In an industry that still has its fair share of catalogue and component companies, Pleora has never been a ‘transactional’ company. ‘Our success is driven by a very tight relationship with our customers,’ says Lee. ‘We agree to take on a particular aspect of their product design so they can focus on their core competencies. That means we have to be very capable on both design and maintenance, to ensure that relationship continues.’
Pleora’s competition, according to Lee, is from those companies who choose to develop their own interface, where they perceive that they can cut costs by doing so. ‘Usually, though, we’d be able to develop something quicker and more efficient and effective than they’d be able to manage on their own,’ he says, ‘largely due to our ever-growing experience and expertise in this field. Also, we provide maintenance, which “build your own” options tend to overlook.’
In terms of the future, the emergence of 10GigE is pending. ‘It’s a technology that some have questioned the need for,’ says Lee. ‘As far as video is concerned, it’s a technology that is struggling to find an application.
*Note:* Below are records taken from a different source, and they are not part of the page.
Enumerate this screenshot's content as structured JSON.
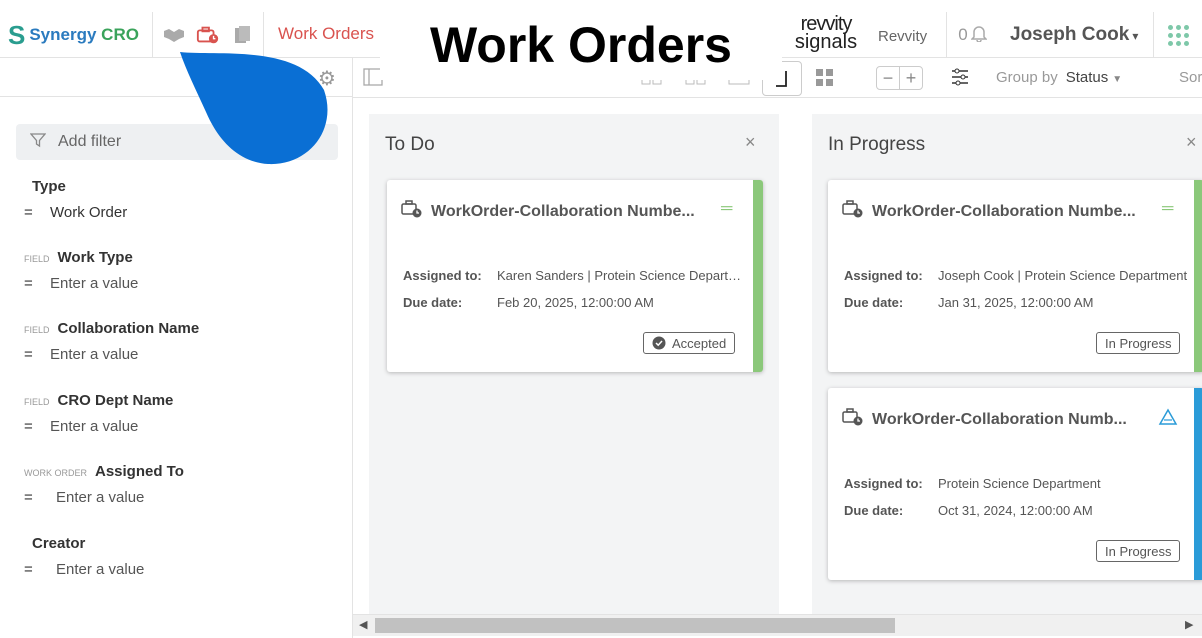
{
  "header": {
    "brand_name": "Synergy",
    "brand_suffix": "CRO",
    "nav_title": "Work Orders",
    "overlay_title": "Work Orders",
    "partner_logo_line1": "revvity",
    "partner_logo_line2": "signals",
    "tenant": "Revvity",
    "notification_count": "0",
    "user_name": "Joseph Cook",
    "user_caret": "▾"
  },
  "filters": {
    "add_filter_placeholder": "Add filter",
    "groups": [
      {
        "tag": "",
        "label": "Type",
        "op": "=",
        "value": "Work Order"
      },
      {
        "tag": "FIELD",
        "label": "Work Type",
        "op": "=",
        "value": "Enter a value"
      },
      {
        "tag": "FIELD",
        "label": "Collaboration Name",
        "op": "=",
        "value": "Enter a value"
      },
      {
        "tag": "FIELD",
        "label": "CRO Dept Name",
        "op": "=",
        "value": "Enter a value"
      },
      {
        "tag": "WORK ORDER",
        "label": "Assigned To",
        "op": "=",
        "value": "Enter a value"
      },
      {
        "tag": "",
        "label": "Creator",
        "op": "=",
        "value": "Enter a value"
      }
    ]
  },
  "toolbar": {
    "zoom_out": "−",
    "zoom_in": "+",
    "group_by_label": "Group by",
    "group_by_value": "Status",
    "sort_label": "Sor"
  },
  "board": {
    "columns": [
      {
        "title": "To Do",
        "close": "×",
        "cards": [
          {
            "title": "WorkOrder-Collaboration Numbe...",
            "assigned_label": "Assigned to:",
            "assigned_value": "Karen Sanders | Protein Science Departm...",
            "due_label": "Due date:",
            "due_value": "Feb 20, 2025, 12:00:00 AM",
            "status": "Accepted",
            "bar_color": "#8bc87a"
          }
        ]
      },
      {
        "title": "In Progress",
        "close": "×",
        "cards": [
          {
            "title": "WorkOrder-Collaboration Numbe...",
            "assigned_label": "Assigned to:",
            "assigned_value": "Joseph Cook | Protein Science Department",
            "due_label": "Due date:",
            "due_value": "Jan 31, 2025, 12:00:00 AM",
            "status": "In Progress",
            "bar_color": "#8bc87a"
          },
          {
            "title": "WorkOrder-Collaboration Numb...",
            "assigned_label": "Assigned to:",
            "assigned_value": "Protein Science Department",
            "due_label": "Due date:",
            "due_value": "Oct 31, 2024, 12:00:00 AM",
            "status": "In Progress",
            "bar_color": "#2a9bd8"
          }
        ]
      }
    ]
  },
  "colors": {
    "accent_red": "#d9534f",
    "brand_blue": "#2b7bbf",
    "brand_green": "#3aa35b",
    "drop_blue": "#0a6fd4"
  }
}
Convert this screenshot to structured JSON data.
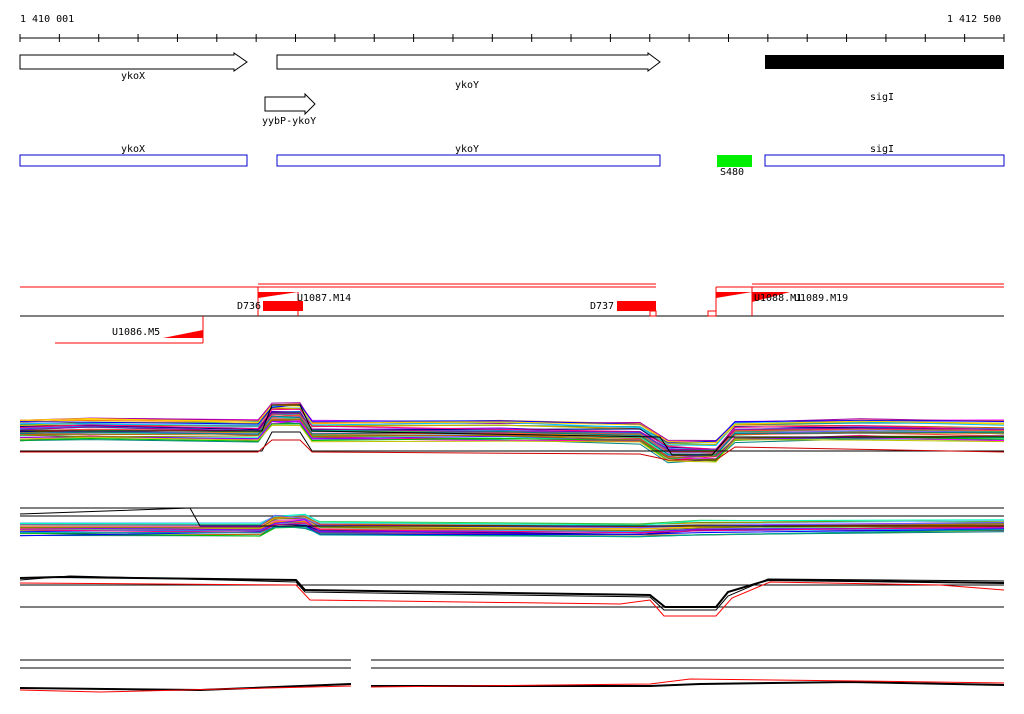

However, as sensors become more demanding, and multiple sensor applications become more widespread, there will be a time soon when it becomes more useful. Bear in mind, it’s a massive 10-fold increase in bandwidth, which is a huge leap from where we are now.’
Pleora will also spend more time working on the transmission of compressed video. ‘In the military market, situational awareness systems are becoming more and more complex, with more and more cameras,’ says Lee. ‘This creates demand for compression with very low latency, and that’s going to be a major focus for us in the months to come.’
The company is also looking to develop a more structured approach to the way it works with OEM customers, so that there is a clear path through from first approach to commercialisation. ‘We want to add more value as the customer goes through this process,’ says Lee, ‘and also reduce the time taken to reach the end-point.’
Having been in at ground level with the development of the GigE standard, Pleora will continue tracking the development of this standard, and its possible 10GigE successor. From the very first Camera Link product, Pleora has moved on to develop solutions for taking in video from a range of sources and transmitting it over IP. Integrators are provided with an SDK and drivers, which enables them to customise what happens to the video at the other ends, ensuring that what Pleora provides is a complete end-to-end solution.
To conclude, Lee reflects on the current economic conditions. ‘A lot of our product ends up in applications such as flat-panel display and semiconductor industries,’ says Lee. ‘What a lot of people forget is that these have always been cyclic industries. They will come back, and when they do come back, we will all benefit.’